Our second concern about climate change as it is presented in the media is that popular concern about a broad range of activities constituting the murder of our planet (plastic in the oceans, nuclear proliferation, habitat loss, poisoning of soil and water, extinction, etc.) are all being consolidated by media propaganda into "climate change". This has the effect of focusing debate upon one very contentious issue when it might otherwise be possible to make headway on other less polarizing concerns. When we reduce the murder of our planet to "climate change"—as is being done even at the forum where Terra presents next week—the available solutions must amount to the reduction of carbon. This in turn creates an opportunity for industry to capitalize on the crisis through investment in "clean" energy, which is not a small reason for the popularity of this narrative. In the end, we can fight wars over lithium instead of oil, but that isn't any better, especially if you live in Bolivia. We can remove mountaintops, or we can simply blanket them in solar panels. We can follow this thread back to the same kind of thinking that got us into this mess, which is capitalist exploitation of people and planet for profit.

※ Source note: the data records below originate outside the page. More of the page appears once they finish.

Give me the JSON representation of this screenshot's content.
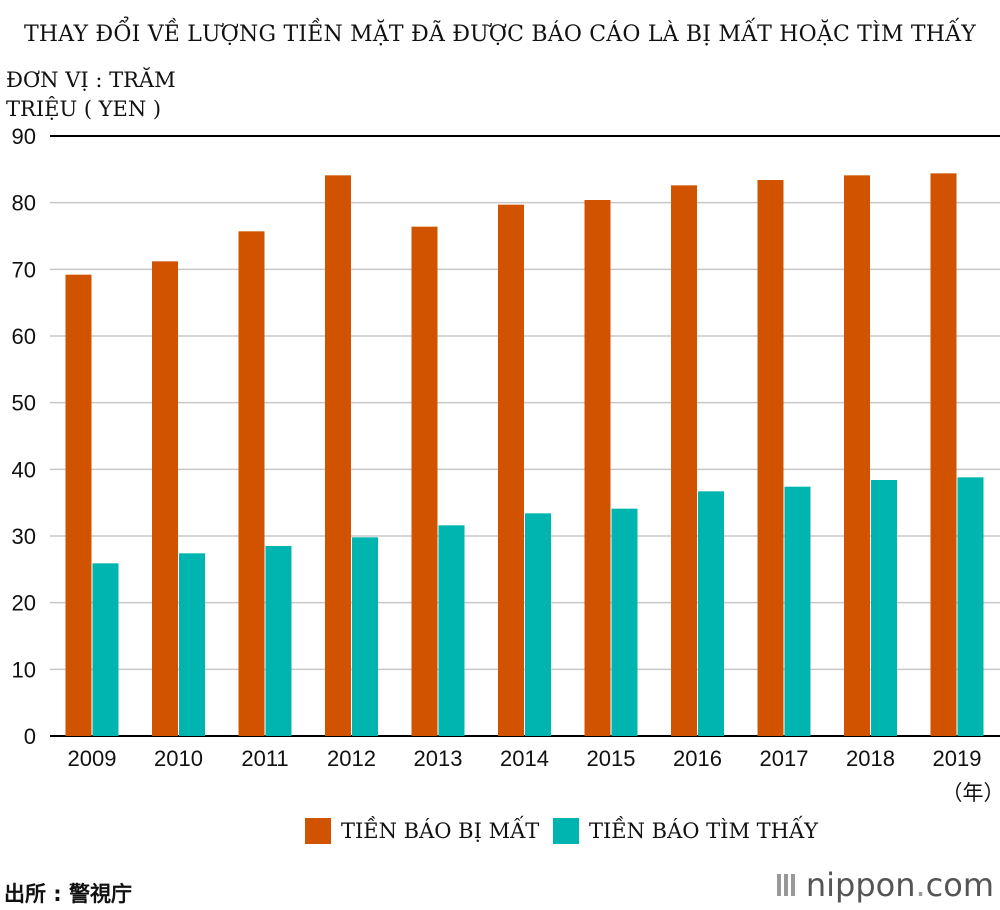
{
  "title": "THAY ĐỔI VỀ LƯỢNG TIỀN MẶT ĐÃ ĐƯỢC BÁO CÁO LÀ BỊ MẤT HOẶC TÌM THẤY",
  "unit_line1": "ĐƠN VỊ : TRĂM",
  "unit_line2": "TRIỆU ( YEN )",
  "source": "出所 : 警視庁",
  "brand": {
    "name": "nippon",
    "dot": ".",
    "tld": "com"
  },
  "colors": {
    "lost": "#d15300",
    "found": "#00b5b0",
    "grid": "#c8c8c8",
    "axis": "#000000"
  },
  "chart_data": {
    "type": "bar",
    "title": "THAY ĐỔI VỀ LƯỢNG TIỀN MẶT ĐÃ ĐƯỢC BÁO CÁO LÀ BỊ MẤT HOẶC TÌM THẤY",
    "categories": [
      "2009",
      "2010",
      "2011",
      "2012",
      "2013",
      "2014",
      "2015",
      "2016",
      "2017",
      "2018",
      "2019"
    ],
    "x_unit_label": "（年）",
    "series": [
      {
        "name": "TIỀN BÁO BỊ MẤT",
        "color": "#d15300",
        "values": [
          69.2,
          71.2,
          75.7,
          84.1,
          76.4,
          79.7,
          80.4,
          82.6,
          83.4,
          84.1,
          84.4
        ]
      },
      {
        "name": "TIỀN BÁO TÌM THẤY",
        "color": "#00b5b0",
        "values": [
          25.9,
          27.4,
          28.5,
          29.8,
          31.6,
          33.4,
          34.1,
          36.7,
          37.4,
          38.4,
          38.8
        ]
      }
    ],
    "ylim": [
      0,
      90
    ],
    "yticks": [
      0,
      10,
      20,
      30,
      40,
      50,
      60,
      70,
      80,
      90
    ],
    "grid": true,
    "legend_position": "bottom-center"
  }
}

It's very challenging to hold space for all of this ambiguity. It's hard to pursue a scientific understanding of climate change while acknowledging science's role in creating an ecocidal worldview to begin with. It's not easy to tell the difference between honoring the inspirations from our gut, and blind ignorance of other people's realities. I can't always discern at which moment my attempts to deconstruct unjust systems begin to rely too heavily upon those systems for their function. Nevertheless, Terra and I feel that any relevant reaction to this crisis must tread this line—or rather this broad and foggy avenue that leads us from who we believe we are toward who we must become.